Litigation began after Lilly’s grandson Claude Cassirer discovered the painting hanging at the Thyssen in 2000. When his request that the museum return the painting was rejected, he filed a federal lawsuit for its restitution.

The Pissarro painting, a depiction of a rainy Parisian street, was exchanged by Lilly Cassirer in exchange for $360 and her family’s safe passage out of Germany. She never received the money and, though she and her husband escaped persecution, her sister was killed at the Theresienstadt concentration camp. In 1948, the Cassirer family filed an appeal with a tribunal organized by Allied forces to recover the painting, but it had already been sold at a Gestapo auction in Berlin. Believing the painting was lost forever, the family accepted a $13,000 settlement from the German government.

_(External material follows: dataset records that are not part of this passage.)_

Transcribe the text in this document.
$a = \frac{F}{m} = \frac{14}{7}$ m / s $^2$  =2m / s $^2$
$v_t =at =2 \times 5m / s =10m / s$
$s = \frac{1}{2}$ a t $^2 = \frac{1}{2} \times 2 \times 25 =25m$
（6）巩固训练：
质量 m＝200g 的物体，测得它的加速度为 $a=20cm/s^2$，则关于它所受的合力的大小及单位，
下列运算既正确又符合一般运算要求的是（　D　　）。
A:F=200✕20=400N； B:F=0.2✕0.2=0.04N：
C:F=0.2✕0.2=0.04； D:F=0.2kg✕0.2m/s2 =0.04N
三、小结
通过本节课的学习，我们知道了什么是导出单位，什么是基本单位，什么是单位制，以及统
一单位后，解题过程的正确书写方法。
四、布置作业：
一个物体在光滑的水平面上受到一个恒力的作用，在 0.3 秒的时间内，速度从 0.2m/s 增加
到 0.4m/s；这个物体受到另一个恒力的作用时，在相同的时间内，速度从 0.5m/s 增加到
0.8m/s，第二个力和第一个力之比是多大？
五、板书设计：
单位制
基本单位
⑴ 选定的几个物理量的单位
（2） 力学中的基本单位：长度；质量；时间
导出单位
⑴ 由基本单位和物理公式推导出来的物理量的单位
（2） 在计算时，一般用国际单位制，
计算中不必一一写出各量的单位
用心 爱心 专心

In 1976, Swiss collector Baron Hans Heinrich Thyssen-Bornemisza purchased the Pissarro from the Hahn Gallery in New York for $275,000. Seventeen years later the baron’s art collection was acquired by Spain for $338 million. The 775 works comprising the acquisition formed the foundation of the Thyssen-Bornemisza Collection Foundation in Madrid.

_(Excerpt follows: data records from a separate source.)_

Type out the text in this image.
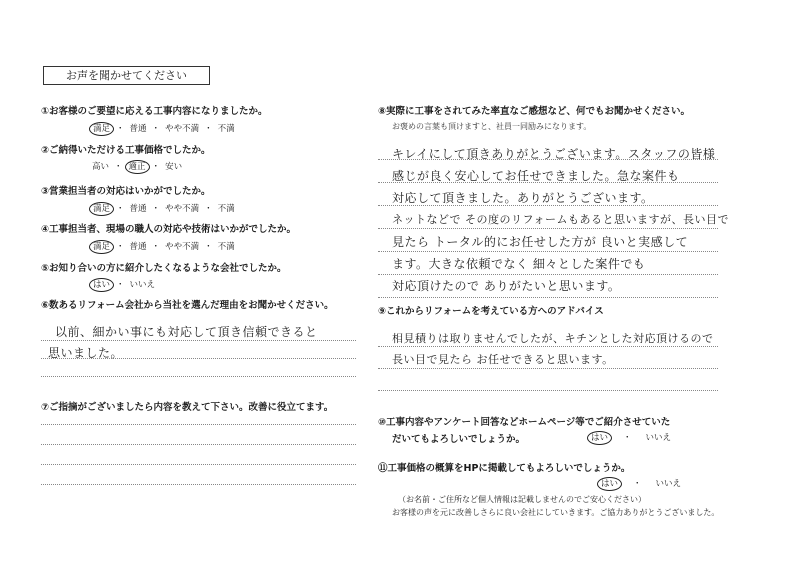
お声を聞かせてください
①お客様のご要望に応える工事内容になりましたか。
満足 ・ 普通 ・ やや不満 ・ 不満
②ご納得いただける工事価格でしたか。
高い ・ 適正 ・ 安い
③営業担当者の対応はいかがでしたか。
満足 ・ 普通 ・ やや不満 ・ 不満
④工事担当者、現場の職人の対応や技術はいかがでしたか。
満足 ・ 普通 ・ やや不満 ・ 不満
⑤お知り合いの方に紹介したくなるような会社でしたか。
はい ・ いいえ
⑥数あるリフォーム会社から当社を選んだ理由をお聞かせください。
以前、細かい事にも対応して頂き信頼できると
思いました。
⑦ご指摘がございましたら内容を教えて下さい。改善に役立てます。
⑧実際に工事をされてみた率直なご感想など、何でもお聞かせください。
お褒めの言葉も頂けますと、社員一同励みになります。
キレイにして頂きありがとうございます。スタッフの皆様
感じが良く安心してお任せできました。急な案件も
対応して頂きました。ありがとうございます。
ネットなどで その度のリフォームもあると思いますが、長い目で
見たら トータル的にお任せした方が 良いと実感して
ます。大きな依頼でなく 細々とした案件でも
対応頂けたので ありがたいと思います。
⑨これからリフォームを考えている方へのアドバイス
相見積りは取りませんでしたが、キチンとした対応頂けるので
長い目で見たら お任せできると思います。
⑩工事内容やアンケート回答などホームページ等でご紹介させていた
だいてもよろしいでしょうか。	はい ・ いいえ
⑪工事価格の概算をHPに掲載してもよろしいでしょうか。
はい ・ いいえ
（お名前・ご住所など個人情報は記載しませんのでご安心ください）
お客様の声を元に改善しさらに良い会社にしていきます。ご協力ありがとうございました。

Litigation began after Claude Cassirer, Lilly’s grandson, found the painting at the Thyssen in 2000. His requests for its return rejected, he sued the foundation in California court in 2005. After his death in 2010, his on David Cassirer carried on the court battle.

The Thyssen maintains that it did not know the painting was looted when it acquired it from the baron. Amid the litigation, the museum investigated the provenance of paintings purchased for their collection after 1980 and found no works listed in a registry of cultural objects stolen by the Nazis. However, according to a report in Courthouse News, the museum had overlooked a label on the painting that linked it to a gallery in Berlin owned by the Cassirers. David Boies of Boies Schiller, the law firm representing the family, also questioned why the baron recorded in his ledger of art purchases that the sale of the painting took place in Paris rather than New York.

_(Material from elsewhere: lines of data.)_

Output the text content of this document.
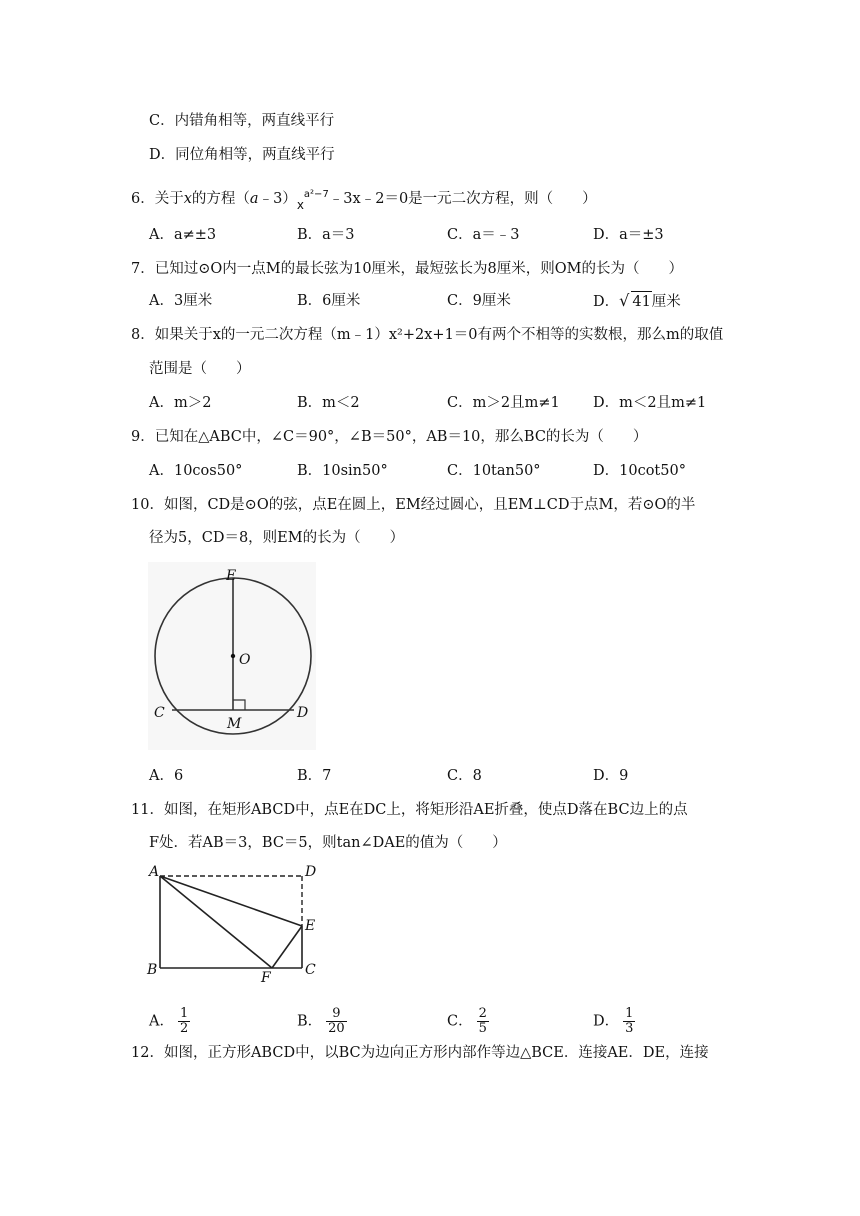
C．内错角相等，两直线平行
D．同位角相等，两直线平行
6．关于x的方程$(a﹣3)_x^{a^2-7}﹣3x﹣2=0$是一元二次方程，则（　　）
A．a≠±3	B．a＝3	C．a＝﹣3	D．a＝±3
7．已知过⊙O内一点M的最长弦为10厘米，最短弦长为8厘米，则OM的长为（　　）
A．3厘米	B．6厘米	C．9厘米	D．√ 41厘米
8．如果关于x的一元二次方程（m﹣1）x²+2x+1＝0有两个不相等的实数根，那么m的取值
范围是（　　）
A．m＞2	B．m＜2	C．m＞2且m≠1 D．m＜2且m≠1
9．已知在△ABC中，∠C＝90°，∠B＝50°，AB＝10，那么BC的长为（　　）
A．10cos50°	B．10sin50°	C．10tan50°	D．10cot50°
10．如图，CD是⊙O的弦，点E在圆上，EM经过圆心，且EM⊥CD于点M，若⊙O的半
径为5，CD＝8，则EM的长为（　　）
E
O
C
M
D
A．6	B．7	C．8	D．9
11．如图，在矩形ABCD中，点E在DC上，将矩形沿AE折叠，使点D落在BC边上的点
F处．若AB＝3，BC＝5，则tan∠DAE的值为（　　）
A	D
E
B	F C
A． $\frac{1}{2}$	B． $\frac{9}{20}$	C． $\frac{2}{5}$	D． $\frac{1}{3}$
12．如图，正方形ABCD中，以BC为边向正方形内部作等边△BCE．连接AE．DE，连接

The final ruling, however, will hinge on the discrepancy between Spanish and U.S. laws regarding the conditions for rightful ownership. Under Spanish law, the possession of property for an uninterrupted ten years is enough to transfer good faith and title—whether the buyer knew it was stolen or not. In California law, a thief can never attain or pass a title regardless the length of ownership.

In 2015, a Los Angeles court found that under Spanish law, the the Thyssen-Bornemisza Museum could not be forced to surrender Rue Saint-Honoré, Après-midi, Effet de Pluie. In 2020, the 9th Circuit court of appeals affirmed that ruling, prompting the Cassirer family to petition the U.S. Supreme Court. The court agreed to hear the case last October and oral argument began in January.

Yesterday’s ruling sends the case back to the 9th district, where both parties will be judged under California law. While the ruling does not guarantee a victory for the Cassirer family, it significantly narrows the arguments available for the museum’s defense of retaining ownership of the Pissarro. A legal avenue the museum may take is claiming that the Cassirer family was sufficiently awarded reparations in the form of the $13,000 settlement from the Germany, according to Georges Lederman, an attorney specializing in art law from the international law firm Withers.

“The lesson to be taken from this case that in when seeking to reclaim an artwork from a foreign nation, it’s best to bring the lawsuit into the United States where the foreign nation is treated no differently than a private citizen,” he said. “This will have a huge impact on the case, and likely determine the outcome.”